The two recording and playback processes are now both able to produce convincing, credible sound, when the base material is up to it. At first, people liked "Bop Till You Drop" because they were supposed to like it -- it was the future! Soon enough, they noticed they couldn't listen to it -- nor wanted to -- as often as Ry's earlier, more relaxed analog recordings. "Bop's" immediate predecessor was "Jazz," a juicy record with flow. But on "Bop," the admitted high standard of musicianship was obscured by the pain of the record's digital hash and relentless ice-picking. Even in the era of the 13kHz tweeter speaker, one couldn't help but notice.
Sonny Rollins' "Way Out West" and The Beatles' "Sgt Pepper's Lonely Hearts Club Band" were separated by a decade. No matter what one thinks about the creative freedom on "Pepper's," that newer album sounds worse than "West" in every way that's pertinent to convincing musicality. If digital had existed for the Beatles in 1967, it wouldn't have influenced that outcome. There are fidelity and qualitative drivers larger than the analog-digital divide.

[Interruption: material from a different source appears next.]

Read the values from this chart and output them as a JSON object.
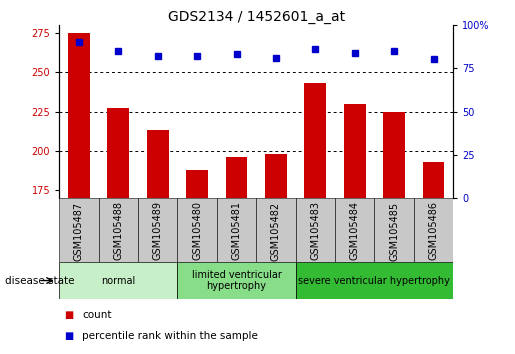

Believe it or not, there were people who lamented the passing of the 78 after the debut of the LP and 45. Wide as it seemed at the outset, I think the digital-analog difference was and certainly now is smaller than all those other transitions mentioned. What did not happen in digital music is that it never got on the Moore's Law innovation and capacity curve. Great digital became ridiculously expensive and still is, though near-great digital is much more accessible than 20 years ago. Real innovation has been slow. CPU density and performance gains in general computing are not aggressively tapped in digital music. And at the end of the day, digital needs analog output. For audio, in technical terms, it takes a village.